Le CICA mise sur la jeunesse afrodescendante et l’entrepreneuriat féminin

Par Mike Laviolle

Le Centre de l’Identité et de la Culture Africaines veut tourner la page d’une année exigeante pour mieux préparer l’avenir. Réuni en assemblée générale annuelle lundi à Toronto, l’organisme communautaire a dressé un bilan qu’il qualifie de « positif » malgré des ressources limitées, tout en se projetant déjà vers plusieurs nouveautés pour sa huitième année d’existence. En parallèle, le CICA organisera samedi un premier événement entièrement consacré aux jeunes filles afrodescendantes et caribéennes du Grand Toronto, avec un accent particulier mis sur l’identité, l’art et l’entrepreneuriat.

Fondé en 2018, le CICA s’est progressivement imposé comme un organisme de référence auprès des jeunes afrodescendants francophones de la région torontoise. À travers des ateliers culturels, éducatifs et artistiques, sa mission est de permettre aux enfants et aux adolescents de mieux comprendre leur histoire et leur identité, tout en développant leur confiance en eux dans un environnement francophone souvent minoritaire.

Pour Sandra Adjou, l’assemblée générale annuelle a surtout été l’occasion de mesurer le chemin parcouru depuis les débuts modestes de l’organisation.

« On a commencé au début avec comme mission de donner des ateliers aux jeunes. Et on a tenu comme ça pendant deux ans sans avoir de financement », explique-t-elle. « On voulait s’assurer que notre mission était viable et que les familles répondaient présentes. »

« Faire beaucoup avec peu »

Si l’organisme se félicite aujourd’hui de sa croissance, la dernière année n’a pas été sans défis. Sandra Adjou évoque notamment une période plus complexe sur le plan organisationnel, marquée par son congé maternité et l’absence de remplacement à son poste.

« J’ai quand même travaillé entre les deux. Et pour ce qu’on a fait comme résultat, franchement, nous sommes fiers », affirme-t-elle.

Le CICA reconnaît avoir organisé moins d’activités que certaines années précédentes, mais estime avoir réussi à maintenir l’essentiel de sa mission auprès des jeunes.

« Les jeunes sont impactés. Donc c’est en ça que je dis que ça a été vraiment un bilan positif », poursuit la fondatrice.

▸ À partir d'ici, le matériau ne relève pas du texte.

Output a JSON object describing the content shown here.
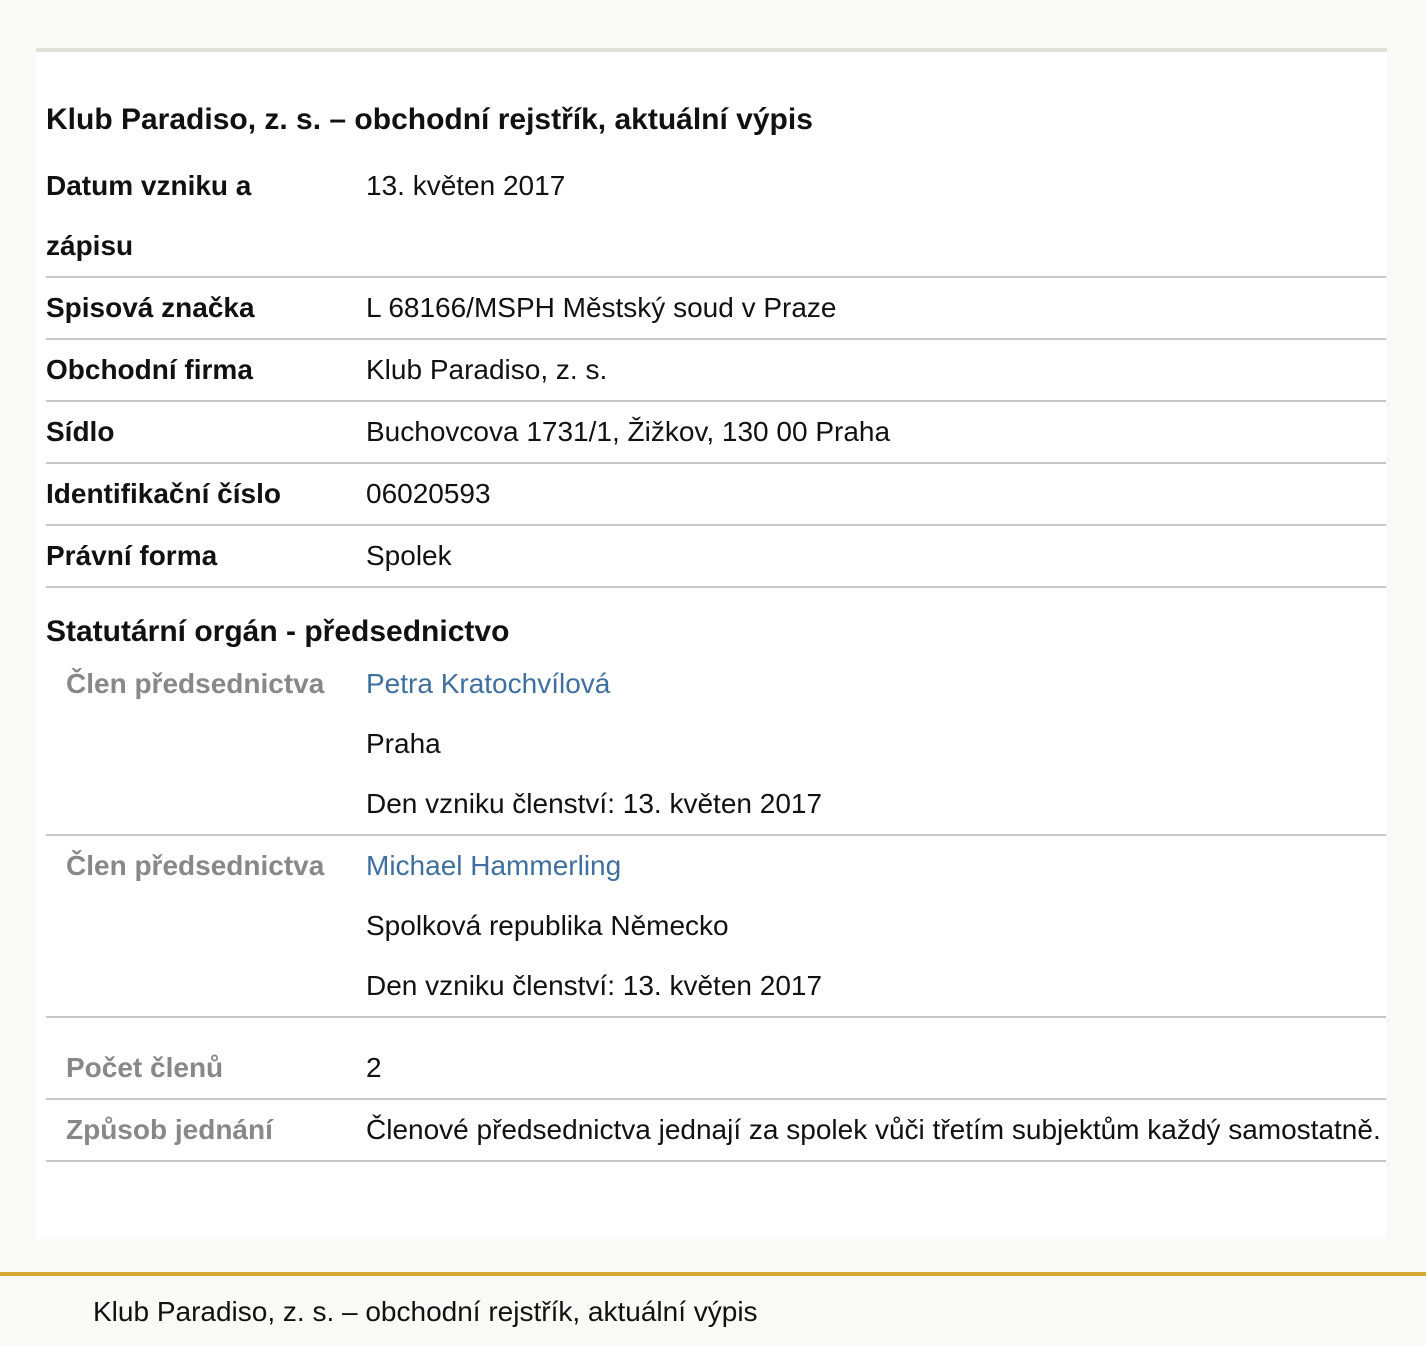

Cette capacité d’adaptation fait d’ailleurs partie de la philosophie de l’organisme depuis sa création. Dans un contexte où plusieurs organismes communautaires francophones afrodescendants doivent composer avec des ressources financières et humaines limitées, le CICA mise beaucoup sur l’engagement de son équipe, les partenariats et la proximité avec les familles.

Sandra Adjou insiste également sur l’importance des différentes personnalités qui composent désormais l’organisation et sur la richesse culturelle qui en découle.

« La mission reste la même. La vision reste la même. Mais c’est vraiment le mélange de personnes, de personnalités et de cultures qui fait un beau résultat commun », explique-t-elle.

À l’approche du huitième anniversaire du CICA, prévu en septembre, l’organisme prépare déjà plusieurs nouveautés, même si certains projets demeurent encore confidentiels. « On est vraiment en train de travailler quelque chose de nouveau », glisse Sandra Adjou, qui promet « une année de nouveauté » pour le CICA.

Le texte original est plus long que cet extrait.